Now, finally, my room is close to being empty, apart from those things that you can never pack until the last minute. It's a strange feeling, to be leaving for good, after the oh-so-cliched ups and downs that I've had here over the past few months. The best way to describe it is like the experiences you might get over a long period of time compressed into just a few months. I've made new friends who will be friends for life, I've explored new cities, ancient castles and surrounding countryside, I've spent many a happy afternoon in a cafe, and lots of wonderful evenings out in Perpignan or in with my friends. You couldn't exactly say that Perpignan has a lively nightlife, its range of bars and clubs is hardly extensive, and I still do not like Boca Boca, but I've got some very good memories, of drinking cider in the Irish pub, of dancing in Tio's, and of just lying on Fiona's bed watching countless films and eating chocolate.
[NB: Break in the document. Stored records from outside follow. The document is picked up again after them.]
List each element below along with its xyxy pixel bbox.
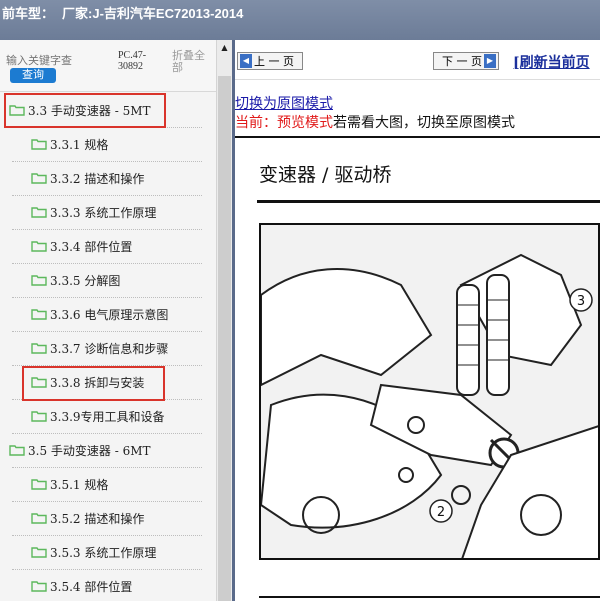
figure-callout: 2 <box>437 505 445 520</box>
search-button[interactable]: 查询 <box>10 68 56 83</box>
tree-item-label: 3.3.1 规格 <box>50 137 109 152</box>
tree-item-label: 3.3.7 诊断信息和步骤 <box>50 341 169 356</box>
folder-icon <box>31 547 47 558</box>
folder-icon <box>31 139 47 150</box>
tree-item-3-5-4[interactable]: 3.5.4 部件位置 <box>31 569 132 601</box>
folder-icon <box>31 309 47 320</box>
folder-icon <box>9 445 25 456</box>
folder-icon <box>31 275 47 286</box>
folder-icon <box>31 479 47 490</box>
folder-icon <box>31 513 47 524</box>
tree-item-3-3-6[interactable]: 3.3.6 电气原理示意图 <box>31 297 168 331</box>
tree-item-3-5-2[interactable]: 3.5.2 描述和操作 <box>31 501 144 535</box>
tree-item-3-5[interactable]: 3.5 手动变速器 - 6MT <box>9 433 151 467</box>
pc-code: PC.47-30892 <box>118 50 147 72</box>
tree-item-label: 3.5.2 描述和操作 <box>50 511 145 526</box>
document-title: 变速器 / 驱动桥 <box>259 164 392 186</box>
document-pane: ◀ 上 一 页 下 一 页 ▶ [刷新当前页 切换为原图模式 当前：预览模式若需… <box>235 40 600 601</box>
sidebar-toolbar: 查询 PC.47-30892 折叠全部 <box>0 40 216 92</box>
tree-item-3-3-4[interactable]: 3.3.4 部件位置 <box>31 229 132 263</box>
folder-icon <box>31 173 47 184</box>
title-rule <box>257 200 600 203</box>
tree-item-label: 3.5.4 部件位置 <box>50 579 133 594</box>
prev-page-label: 上 一 页 <box>254 55 294 68</box>
next-page-button[interactable]: 下 一 页 ▶ <box>433 52 499 70</box>
highlight-box <box>22 366 165 401</box>
scroll-up-arrow-icon[interactable]: ▲ <box>217 40 232 56</box>
tree-item-label: 3.5.1 规格 <box>50 477 109 492</box>
folder-icon <box>31 343 47 354</box>
tree-item-label: 3.3.6 电气原理示意图 <box>50 307 169 322</box>
mode-hint: 若需看大图，切换至原图模式 <box>333 115 515 131</box>
current-mode-prefix: 当前： <box>235 115 277 131</box>
document-rule <box>259 596 600 598</box>
transmission-illustration[interactable]: 3 2 <box>259 223 600 560</box>
tree-item-3-5-1[interactable]: 3.5.1 规格 <box>31 467 108 501</box>
tree-item-label: 3.3.2 描述和操作 <box>50 171 145 186</box>
tree-item-3-3-1[interactable]: 3.3.1 规格 <box>31 127 108 161</box>
section-tree: 3.3 手动变速器 - 5MT 3.3.1 规格 3.3.2 描述和操作 3.3… <box>0 93 216 601</box>
next-page-label: 下 一 页 <box>442 55 482 68</box>
folder-icon <box>31 241 47 252</box>
tree-item-3-3-2[interactable]: 3.3.2 描述和操作 <box>31 161 144 195</box>
manufacturer-label: 厂家:J-吉利汽车EC72013-2014 <box>62 6 244 21</box>
refresh-page-link[interactable]: [刷新当前页 <box>513 52 590 72</box>
tree-item-label: 3.3.9专用工具和设备 <box>50 409 165 424</box>
highlight-box <box>4 93 166 128</box>
transmission-drawing: 3 2 <box>261 225 598 558</box>
tree-item-3-3-5[interactable]: 3.3.5 分解图 <box>31 263 120 297</box>
switch-mode-link[interactable]: 切换为原图模式 <box>235 93 333 113</box>
folder-icon <box>31 581 47 592</box>
arrow-right-icon: ▶ <box>484 54 496 68</box>
tree-item-3-3-3[interactable]: 3.3.3 系统工作原理 <box>31 195 156 229</box>
tree-item-label: 3.3.5 分解图 <box>50 273 121 288</box>
current-mode-line: 当前：预览模式若需看大图，切换至原图模式 <box>235 112 515 132</box>
current-mode-value: 预览模式 <box>277 115 333 131</box>
tree-item-label: 3.3.4 部件位置 <box>50 239 133 254</box>
folder-icon <box>31 207 47 218</box>
arrow-left-icon: ◀ <box>240 54 252 68</box>
tree-item-3-5-3[interactable]: 3.5.3 系统工作原理 <box>31 535 156 569</box>
scroll-thumb[interactable] <box>218 76 231 601</box>
tree-item-label: 3.3.3 系统工作原理 <box>50 205 157 220</box>
prev-page-button[interactable]: ◀ 上 一 页 <box>237 52 303 70</box>
sidebar-scrollbar[interactable]: ▲ <box>216 40 232 601</box>
document-rule <box>235 136 600 138</box>
collapse-all-button[interactable]: 折叠全部 <box>172 50 212 74</box>
folder-icon <box>31 411 47 422</box>
tree-item-label: 3.5.3 系统工作原理 <box>50 545 157 560</box>
window-titlebar: 前车型： 厂家:J-吉利汽车EC72013-2014 <box>0 0 600 40</box>
figure-callout: 3 <box>577 294 585 309</box>
tree-item-label: 3.5 手动变速器 - 6MT <box>28 443 151 458</box>
search-input[interactable] <box>6 52 108 69</box>
navigation-pane: 查询 PC.47-30892 折叠全部 3.3 手动变速器 - 5MT 3.3.… <box>0 40 232 601</box>
page-nav-bar: ◀ 上 一 页 下 一 页 ▶ [刷新当前页 <box>235 40 600 80</box>
vehicle-model-label: 前车型： <box>2 6 55 21</box>
tree-item-3-3-9[interactable]: 3.3.9专用工具和设备 <box>31 399 165 433</box>
tree-item-3-3-7[interactable]: 3.3.7 诊断信息和步骤 <box>31 331 168 365</box>
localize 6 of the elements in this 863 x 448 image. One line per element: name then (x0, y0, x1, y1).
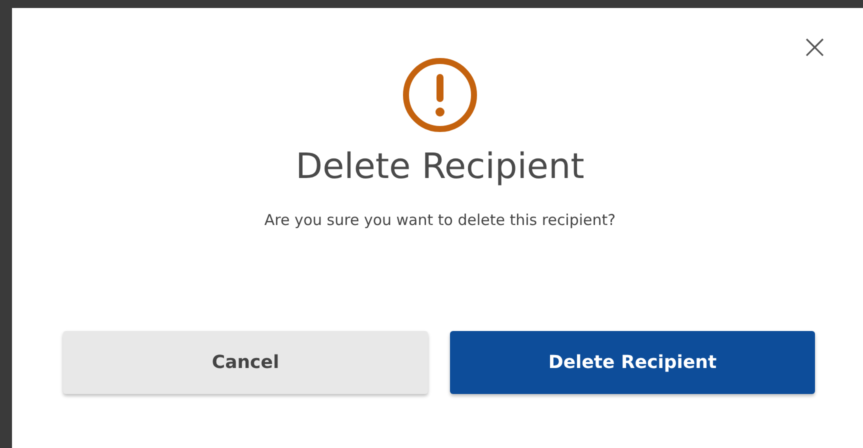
dialog-title: Delete Recipient (296, 147, 584, 187)
dialog-message: Are you sure you want to delete this recipient? (264, 211, 616, 229)
delete-button[interactable]: Delete Recipient (450, 331, 815, 394)
warning-icon (402, 57, 478, 133)
cancel-button[interactable]: Cancel (63, 331, 428, 394)
close-button[interactable]: × (796, 32, 833, 62)
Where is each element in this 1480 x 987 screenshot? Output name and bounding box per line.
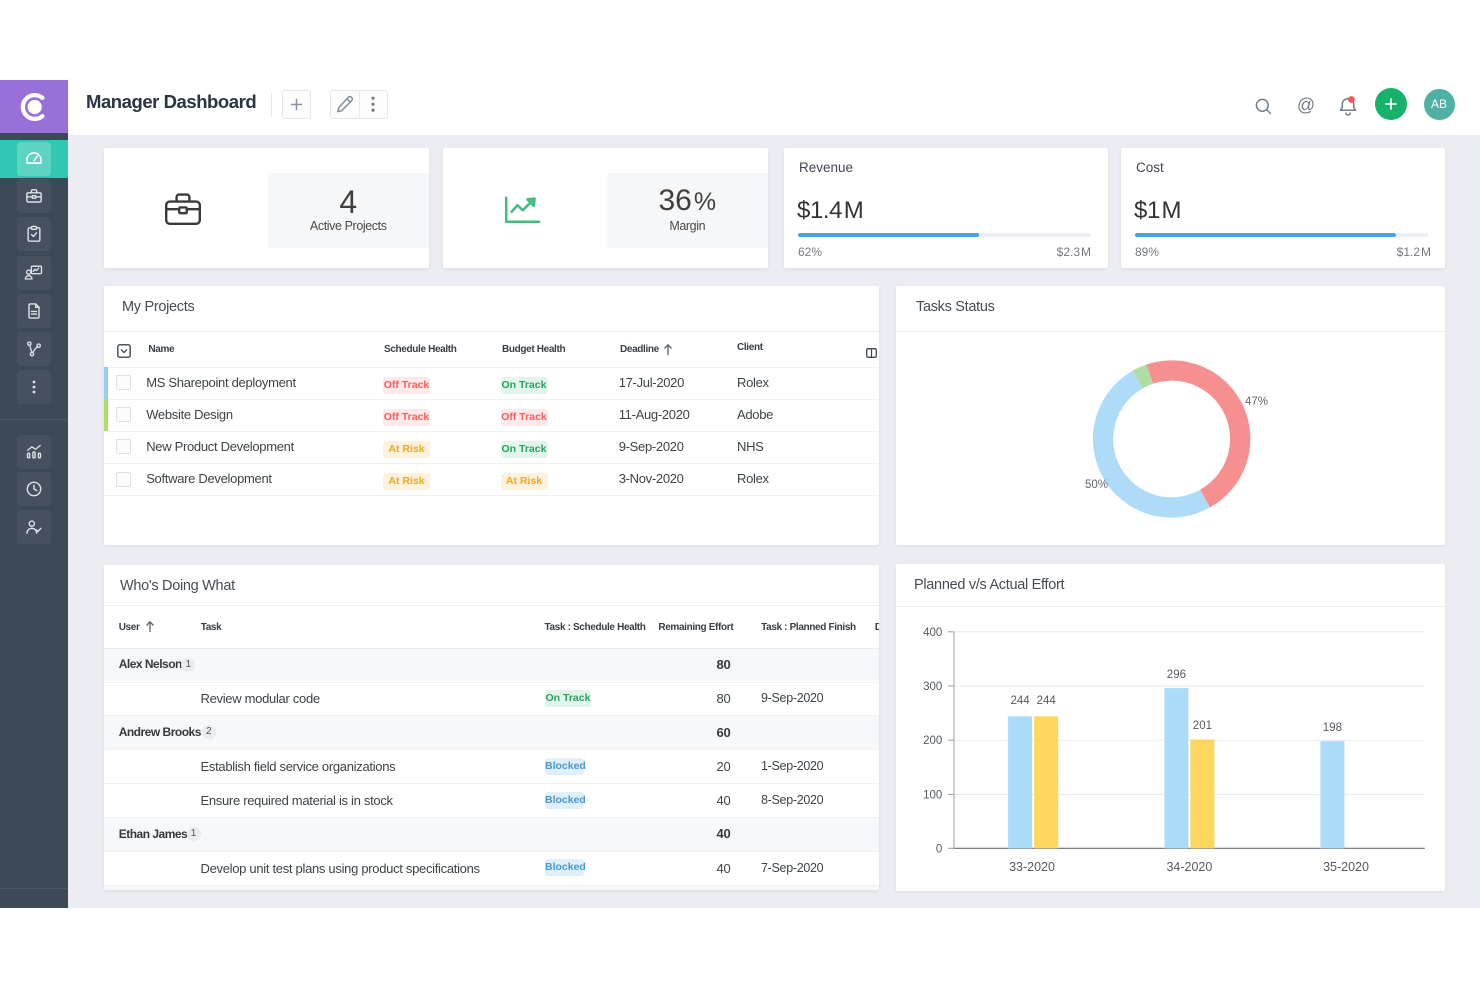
svg-text:244: 244 — [1036, 695, 1056, 707]
svg-text:201: 201 — [1192, 720, 1211, 732]
svg-text:33-2020: 33-2020 — [1009, 860, 1055, 874]
svg-text:296: 296 — [1166, 669, 1185, 681]
svg-text:300: 300 — [923, 681, 942, 693]
svg-text:0: 0 — [935, 843, 941, 855]
svg-text:100: 100 — [923, 789, 942, 801]
svg-text:244: 244 — [1010, 695, 1030, 707]
svg-text:198: 198 — [1322, 722, 1341, 734]
svg-text:400: 400 — [923, 627, 942, 639]
svg-text:200: 200 — [923, 735, 942, 747]
svg-text:35-2020: 35-2020 — [1323, 860, 1369, 874]
svg-text:34-2020: 34-2020 — [1166, 860, 1212, 874]
svg-text:50%: 50% — [1085, 479, 1108, 491]
svg-text:47%: 47% — [1245, 396, 1268, 408]
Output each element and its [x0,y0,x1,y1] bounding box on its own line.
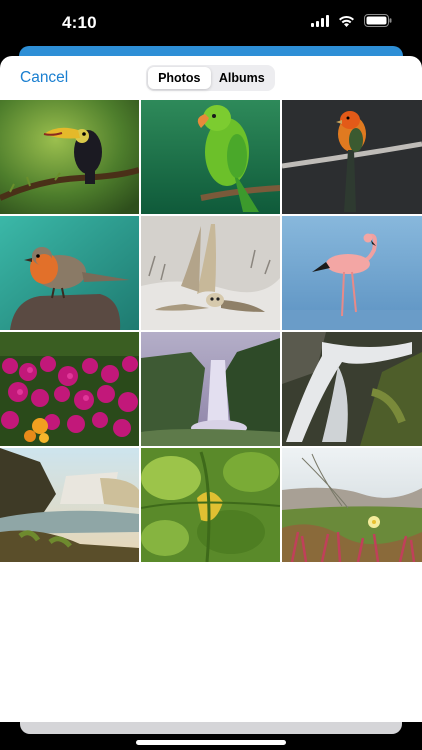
picker-nav-bar: Cancel Photos Albums [0,56,422,100]
cancel-button[interactable]: Cancel [20,69,68,87]
photo-owl-in-flight[interactable] [141,216,280,330]
photo-coastal-plants[interactable] [282,448,422,562]
photo-grid [0,100,422,562]
status-bar: 4:10 [0,0,422,44]
photo-waterfall-cliff[interactable] [0,448,139,562]
bottom-sheet-edge [20,722,402,734]
photo-waterfall-valley[interactable] [141,332,280,446]
photo-toucan[interactable] [0,100,139,214]
home-indicator[interactable] [136,740,286,745]
photo-green-leaves[interactable] [141,448,280,562]
photo-robin[interactable] [0,216,139,330]
status-icons [311,14,392,32]
wifi-icon [338,14,355,32]
photo-flamingo[interactable] [282,216,422,330]
signal-icon [311,14,329,32]
photo-orange-bird-on-branch[interactable] [282,100,422,214]
source-segmented-control: Photos Albums [146,65,275,91]
battery-icon [364,14,392,32]
photo-green-parrot[interactable] [141,100,280,214]
bottom-area [0,722,422,750]
tab-photos[interactable]: Photos [148,67,211,89]
status-time: 4:10 [62,13,97,32]
photo-pink-flowers[interactable] [0,332,139,446]
tab-albums[interactable]: Albums [211,67,274,89]
photo-waterfall-rocks[interactable] [282,332,422,446]
photo-picker-sheet: Cancel Photos Albums [0,56,422,722]
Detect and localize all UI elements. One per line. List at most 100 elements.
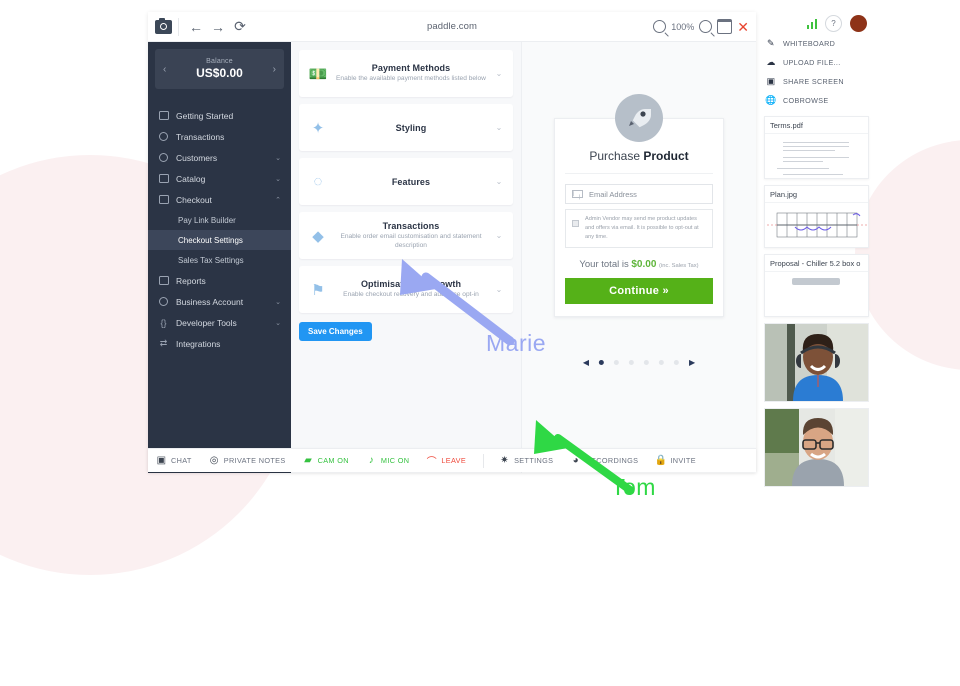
- email-field[interactable]: Email Address: [565, 184, 713, 204]
- cobrowse-action[interactable]: 🌐 COBROWSE: [764, 91, 869, 110]
- browser-controls: 100% ✕: [653, 19, 756, 34]
- pagination-dot[interactable]: [629, 360, 634, 365]
- sidebar-item-getting-started[interactable]: Getting Started: [148, 105, 291, 126]
- sidebar-item-business-account[interactable]: Business Account ⌄: [148, 291, 291, 312]
- sidebar-item-checkout[interactable]: Checkout ⌃: [148, 189, 291, 210]
- back-icon[interactable]: ←: [185, 16, 207, 38]
- upload-file-action[interactable]: ☁ UPLOAD FILE...: [764, 53, 869, 72]
- avatar[interactable]: [850, 14, 867, 32]
- file-item-terms[interactable]: Terms.pdf: [764, 116, 869, 179]
- rocket-icon: [615, 94, 663, 142]
- share-screen-label: SHARE SCREEN: [783, 77, 844, 86]
- pagination-dot[interactable]: [674, 360, 679, 365]
- sidebar-item-sales-tax-settings[interactable]: Sales Tax Settings: [148, 250, 291, 270]
- balance-value: US$0.00: [196, 66, 243, 80]
- settings-card-features[interactable]: ◌ Features ⌄: [299, 158, 513, 205]
- save-changes-button[interactable]: Save Changes: [299, 322, 372, 341]
- sidebar-item-developer-tools[interactable]: {} Developer Tools ⌄: [148, 312, 291, 333]
- title-prefix: Purchase: [589, 149, 644, 163]
- sidebar-item-pay-link-builder[interactable]: Pay Link Builder: [148, 210, 291, 230]
- sidebar-item-reports[interactable]: Reports: [148, 270, 291, 291]
- invite-button[interactable]: 🔒 INVITE: [654, 455, 696, 466]
- participant-video-tom[interactable]: [764, 408, 869, 487]
- sidebar-item-customers[interactable]: Customers ⌄: [148, 147, 291, 168]
- zoom-out-icon[interactable]: [653, 20, 667, 33]
- circle-icon: [158, 296, 169, 307]
- balance-widget[interactable]: ‹ Balance US$0.00 ›: [155, 49, 284, 89]
- image-icon: [158, 110, 169, 121]
- camera-icon[interactable]: [155, 17, 172, 34]
- meeting-toolbar: ▣ CHAT ◎ PRIVATE NOTES ▰ CAM ON ♪ MIC ON…: [148, 448, 756, 472]
- total-label: Your total is: [579, 258, 632, 270]
- chevron-down-icon[interactable]: ⌄: [493, 177, 505, 186]
- chevron-down-icon[interactable]: ⌄: [493, 231, 505, 240]
- marketing-optin-row[interactable]: Admin Vendor may send me product updates…: [565, 209, 713, 248]
- checkout-card: Purchase Product Email Address Admin Ven…: [554, 118, 724, 317]
- pagination-dot[interactable]: [644, 360, 649, 365]
- checkout-pagination: ◀ ▶: [583, 358, 695, 367]
- settings-card-transactions[interactable]: ◆ Transactions Enable order email custom…: [299, 212, 513, 259]
- settings-card-styling[interactable]: ✦ Styling ⌄: [299, 104, 513, 151]
- sidebar-item-label: Getting Started: [176, 110, 234, 121]
- pagination-dot[interactable]: [599, 360, 604, 365]
- share-screen-action[interactable]: ▣ SHARE SCREEN: [764, 72, 869, 91]
- title-product: Product: [643, 149, 689, 163]
- chevron-down-icon[interactable]: ⌄: [493, 123, 505, 132]
- sidebar-item-label: Integrations: [176, 338, 221, 349]
- sidebar-item-label: Transactions: [176, 131, 225, 142]
- close-icon[interactable]: ✕: [737, 20, 749, 34]
- pagination-dot[interactable]: [614, 360, 619, 365]
- sidebar-item-catalog[interactable]: Catalog ⌄: [148, 168, 291, 189]
- check-circle-icon: ◌: [313, 173, 323, 190]
- sidebar-item-label: Developer Tools: [176, 317, 237, 328]
- browser-window: ← → ⟳ paddle.com 100% ✕ ‹ Balance US$0.0…: [148, 12, 756, 473]
- chevron-down-icon[interactable]: ⌄: [493, 69, 505, 78]
- continue-button[interactable]: Continue »: [565, 277, 713, 304]
- file-thumbnail: [765, 271, 868, 316]
- private-notes-button[interactable]: ◎ PRIVATE NOTES: [209, 455, 286, 466]
- card-text: Features: [329, 177, 493, 187]
- transfer-icon: ⇄: [159, 338, 168, 348]
- phone-down-icon: ⌒: [426, 457, 438, 468]
- pagination-prev-icon[interactable]: ◀: [583, 358, 589, 367]
- zoom-in-icon[interactable]: [699, 20, 713, 33]
- meeting-side-rail: ? ✎ WHITEBOARD ☁ UPLOAD FILE... ▣ SHARE …: [764, 12, 869, 487]
- chevron-down-icon: ⌄: [275, 175, 281, 183]
- settings-card-payment-methods[interactable]: 💵 Payment Methods Enable the available p…: [299, 50, 513, 97]
- cam-label: CAM ON: [317, 456, 349, 465]
- reload-icon[interactable]: ⟳: [229, 16, 251, 38]
- sidebar-item-label: Checkout: [176, 194, 212, 205]
- file-item-plan[interactable]: Plan.jpg: [764, 185, 869, 248]
- sidebar-item-transactions[interactable]: Transactions: [148, 126, 291, 147]
- chevron-down-icon: ⌄: [275, 298, 281, 306]
- sidebar-subitem-label: Pay Link Builder: [178, 215, 236, 225]
- sidebar-nav: Getting Started Transactions Customers ⌄: [148, 105, 291, 354]
- pagination-next-icon[interactable]: ▶: [689, 358, 695, 367]
- balance-next-icon[interactable]: ›: [273, 64, 276, 75]
- upload-file-label: UPLOAD FILE...: [783, 58, 841, 67]
- optin-checkbox[interactable]: [572, 220, 579, 227]
- participant-video-marie[interactable]: [764, 323, 869, 402]
- file-item-proposal[interactable]: Proposal - Chiller 5.2 box o: [764, 254, 869, 317]
- window-icon[interactable]: [717, 19, 733, 34]
- pagination-dot[interactable]: [659, 360, 664, 365]
- sidebar-item-integrations[interactable]: ⇄ Integrations: [148, 333, 291, 354]
- file-name: Plan.jpg: [770, 190, 798, 199]
- chat-button[interactable]: ▣ CHAT: [156, 455, 192, 466]
- whiteboard-action[interactable]: ✎ WHITEBOARD: [764, 34, 869, 53]
- sidebar-item-label: Business Account: [176, 296, 244, 307]
- help-button[interactable]: ?: [825, 14, 842, 32]
- mic-toggle-button[interactable]: ♪ MIC ON: [366, 455, 409, 466]
- forward-icon[interactable]: →: [207, 16, 229, 38]
- file-thumbnail: [765, 202, 868, 247]
- leave-button[interactable]: ⌒ LEAVE: [426, 455, 466, 468]
- checkout-preview-panel: Purchase Product Email Address Admin Ven…: [521, 42, 756, 473]
- app-sidebar: ‹ Balance US$0.00 › Getting Started Tran…: [148, 42, 291, 473]
- mic-label: MIC ON: [380, 456, 410, 465]
- browser-toolbar: ← → ⟳ paddle.com 100% ✕: [148, 12, 756, 42]
- cam-toggle-button[interactable]: ▰ CAM ON: [303, 455, 349, 466]
- total-note: (inc. Sales Tax): [659, 262, 699, 269]
- users-icon: [158, 152, 169, 163]
- sidebar-item-checkout-settings[interactable]: Checkout Settings: [148, 230, 291, 250]
- total-value: $0.00: [631, 258, 657, 270]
There are quite a few things I will not miss: the crazy French working hours, the lack of facilities at the uni, the poor quality of teaching (excepting a couple of good classes), the dog poo everywhere, Jean-Claude in the flat upstairs with his constant berating, and noise, and various family members making far too much noise early on a weekend morning. It's funny to think that, not very long ago, I imagined myself living in France permanently in a few years' time. After these four months, I couldn't imagine ever wanting to. That's not to say I've had a bad time, or that I won't be a frequent visitor to France, but my romanticised view of it wasn't quite the reality. I loved the idea of living on a quaint little street with narrow pavements, until I realised that it's actually impossible to walk down those pavements, because they're too narrow, too uneven, and covered in dog poo. I love Britain in a way that I never used to, I have an attachement to my native country that I never knew I had. France has so much to recommend it, but it is just so exasperatingly, incomprehensibly French! That sounds stupid and pretty obvious, I know, but that's the only way I can explain it. I love it from a distance, and I even appreciate bits of it up close, but as a permanent home, it's just too much.

This is it then, I'm going home. In a few weeks I'll be starting this whole daunting process all over again in Oviedo, Spain. But for now, all that remains is to say: Au revoir, Perpignan, and thank you for the experiences.